Con suo disappunto non poter scegliere il proprio percorso è la triste condizione dell’uomo, gli è solo dato assumere un atteggiamento quando il destino chiamerà sperando che non gli manchi il coraggio di rispondere.

Ma alla fine, la cosa bella di certe scelte dolorose è quando, a distanza di tempo, capisci che non hai fatto bene. Ma benissimo.

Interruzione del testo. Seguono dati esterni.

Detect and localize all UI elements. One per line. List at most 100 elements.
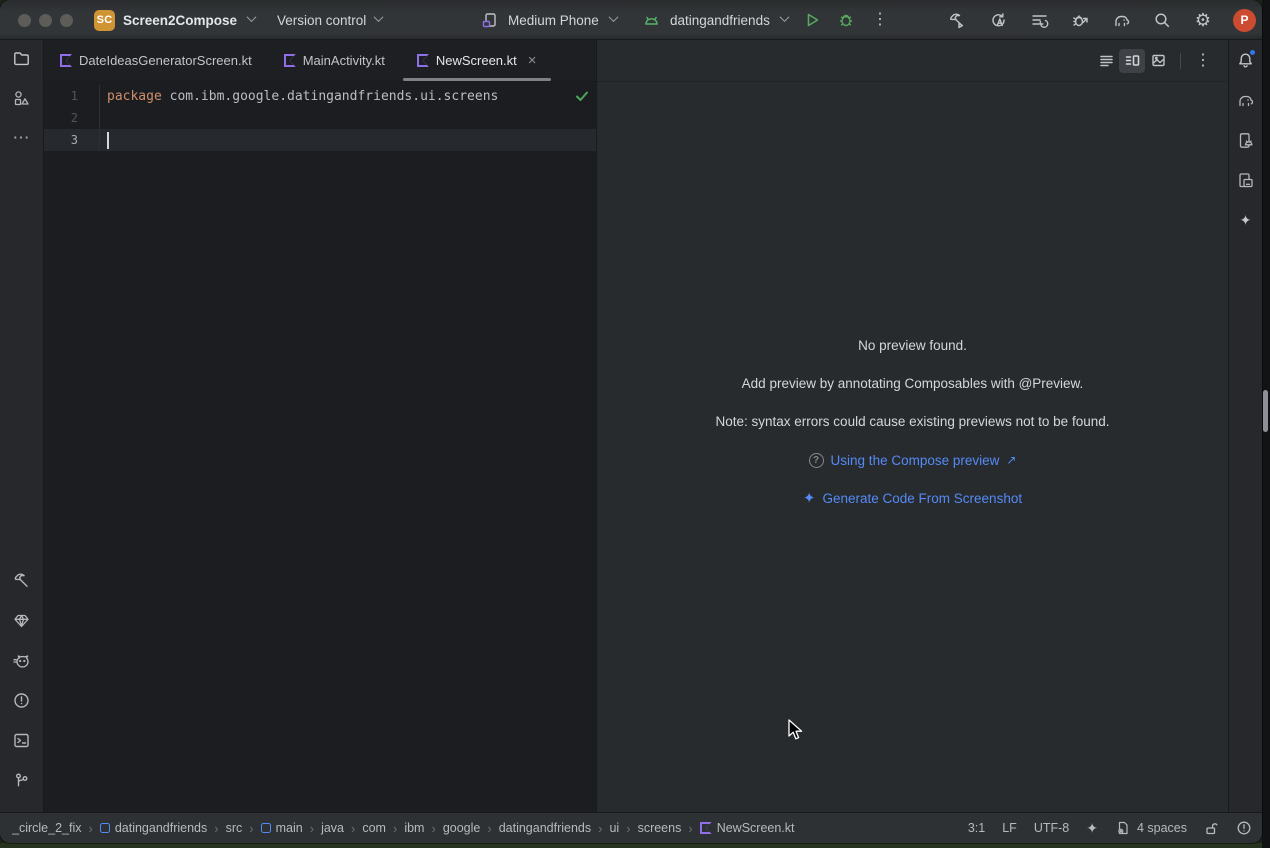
more-actions-button[interactable]: ⋮: [869, 9, 891, 31]
version-control-selector[interactable]: Version control: [277, 0, 382, 40]
line-number: 1: [44, 89, 78, 103]
terminal-tool-icon[interactable]: [8, 726, 36, 754]
problems-tool-icon[interactable]: [8, 686, 36, 714]
compose-preview-panel: ⋮ No preview found. Add preview by annot…: [596, 40, 1228, 812]
run-button[interactable]: [801, 9, 823, 31]
breadcrumb-label: screens: [638, 821, 682, 835]
error-analysis-icon[interactable]: [1236, 820, 1252, 836]
compose-preview-help-row: ? Using the Compose preview ↗: [597, 450, 1228, 470]
caret-position-widget[interactable]: 3:1: [968, 821, 985, 835]
breadcrumb-separator-icon: ›: [310, 821, 314, 836]
window-controls: [18, 0, 73, 40]
project-name: Screen2Compose: [123, 13, 237, 28]
breadcrumb-item[interactable]: com: [362, 821, 386, 835]
search-everywhere-icon[interactable]: [1151, 9, 1173, 31]
run-config-label: datingandfriends: [670, 13, 770, 28]
code-text: package com.ibm.google.datingandfriends.…: [100, 89, 498, 104]
attach-debugger-icon[interactable]: [1069, 9, 1091, 31]
breadcrumb-item[interactable]: main: [261, 821, 303, 835]
tab-dateideasgeneratorscreen[interactable]: DateIdeasGeneratorScreen.kt: [44, 40, 268, 81]
indent-label: 4 spaces: [1137, 821, 1187, 835]
help-icon[interactable]: ?: [809, 453, 824, 468]
breadcrumb-item[interactable]: ui: [609, 821, 619, 835]
notifications-bell-icon[interactable]: [1232, 46, 1260, 74]
project-tool-icon[interactable]: [8, 44, 36, 72]
breadcrumb-separator-icon: ›: [249, 821, 253, 836]
version-control-tool-icon[interactable]: [8, 766, 36, 794]
line-separator-widget[interactable]: LF: [1002, 821, 1017, 835]
indent-widget[interactable]: 4 spaces: [1115, 820, 1187, 836]
breadcrumb-item[interactable]: _circle_2_fix: [12, 821, 81, 835]
close-tab-icon[interactable]: ×: [528, 53, 537, 68]
gemini-status-icon[interactable]: ✦: [1086, 821, 1098, 835]
build-icon[interactable]: [946, 9, 968, 31]
generate-code-link[interactable]: Generate Code From Screenshot: [822, 491, 1022, 506]
tab-newscreen[interactable]: NewScreen.kt ×: [401, 40, 553, 81]
split-view-icon[interactable]: [1119, 49, 1145, 73]
project-selector[interactable]: SC Screen2Compose: [94, 0, 255, 40]
settings-gear-icon[interactable]: ⚙: [1192, 9, 1214, 31]
zoom-window-button[interactable]: [60, 14, 73, 27]
breadcrumb-label: _circle_2_fix: [12, 821, 81, 835]
ide-window: SC Screen2Compose Version control Medium…: [0, 0, 1262, 843]
writable-lock-icon[interactable]: [1204, 821, 1219, 836]
run-configuration-selector[interactable]: datingandfriends: [640, 0, 788, 40]
close-window-button[interactable]: [18, 14, 31, 27]
breadcrumb-separator-icon: ›: [688, 821, 692, 836]
debug-button[interactable]: [835, 9, 857, 31]
virtual-device-icon: [478, 9, 500, 31]
code-view-icon[interactable]: [1093, 49, 1119, 73]
line-number: 2: [44, 111, 78, 125]
kotlin-file-icon: [60, 54, 72, 67]
breadcrumb-item[interactable]: datingandfriends: [100, 821, 207, 835]
external-link-icon: ↗: [1006, 453, 1016, 467]
minimize-window-button[interactable]: [39, 14, 52, 27]
breadcrumb-item[interactable]: java: [321, 821, 344, 835]
resource-manager-icon[interactable]: [8, 84, 36, 112]
preview-toolbar: ⋮: [597, 40, 1228, 82]
gemini-tool-icon[interactable]: ✦: [1232, 206, 1260, 234]
app-quality-insights-icon[interactable]: [8, 606, 36, 634]
toolbar-widgets: ⚙ P: [946, 0, 1256, 40]
device-manager-icon[interactable]: [1232, 126, 1260, 154]
breadcrumb-label: main: [276, 821, 303, 835]
apply-code-changes-icon[interactable]: [987, 9, 1009, 31]
breadcrumb-label: google: [443, 821, 481, 835]
breadcrumb-item[interactable]: datingandfriends: [499, 821, 591, 835]
breadcrumb-item[interactable]: google: [443, 821, 481, 835]
breadcrumb-item[interactable]: screens: [638, 821, 682, 835]
editor-tabs: DateIdeasGeneratorScreen.kt MainActivity…: [44, 40, 596, 82]
gemini-sparkle-icon: ✦: [803, 491, 816, 506]
logcat-icon[interactable]: [8, 646, 36, 674]
inspections-ok-icon[interactable]: [574, 88, 590, 104]
add-preview-hint: Add preview by annotating Composables wi…: [597, 374, 1228, 394]
gradle-tool-icon[interactable]: [1232, 86, 1260, 114]
project-badge: SC: [94, 10, 115, 31]
kotlin-file-icon: [284, 54, 296, 67]
breadcrumb-separator-icon: ›: [487, 821, 491, 836]
breadcrumb-item[interactable]: NewScreen.kt: [700, 821, 795, 835]
tab-label: DateIdeasGeneratorScreen.kt: [79, 53, 252, 68]
design-view-icon[interactable]: [1145, 49, 1171, 73]
breadcrumb-item[interactable]: ibm: [404, 821, 424, 835]
gutter: [78, 107, 100, 129]
code-editor[interactable]: 1 package com.ibm.google.datingandfriend…: [44, 82, 596, 812]
package-path: com.ibm.google.datingandfriends.ui.scree…: [162, 89, 499, 104]
tab-mainactivity[interactable]: MainActivity.kt: [268, 40, 401, 81]
code-line: 2: [44, 107, 596, 129]
line-number: 3: [44, 133, 78, 147]
editor-column: DateIdeasGeneratorScreen.kt MainActivity…: [44, 40, 596, 812]
build-tool-icon[interactable]: [8, 566, 36, 594]
running-devices-icon[interactable]: [1232, 166, 1260, 194]
device-selector[interactable]: Medium Phone: [478, 0, 617, 40]
gradle-sync-icon[interactable]: [1110, 9, 1132, 31]
rerun-with-changes-icon[interactable]: [1028, 9, 1050, 31]
desktop: SC Screen2Compose Version control Medium…: [0, 0, 1270, 848]
compose-preview-docs-link[interactable]: Using the Compose preview: [831, 453, 1000, 468]
encoding-widget[interactable]: UTF-8: [1034, 821, 1069, 835]
no-preview-title: No preview found.: [597, 336, 1228, 356]
more-tool-windows-icon[interactable]: ⋯: [8, 124, 36, 152]
user-avatar[interactable]: P: [1233, 9, 1256, 32]
preview-options-button[interactable]: ⋮: [1190, 49, 1216, 73]
breadcrumb-item[interactable]: src: [226, 821, 243, 835]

"Sono il diretto responsabile delle mie scelte. Non ho agito mosso dal caso, ma dalle emozioni. L'idea di dover perdere delle persone a me care era insopportabile e lo è tutt'ora. E, dal momento che ad ogni azione vi è una dritta conseguenza, agirò anche questa volta mosso dai miei sentimenti. Non più amore, ma rabbia; non più debolezza, ma coraggio; non più paura, ma determinazione. Domani sfideremo Meng Po: se vinceremo, otterremo tutti quanti la libertà. Nel caso contrario sarete voi stessi ad uccidermi, è ció che voglio".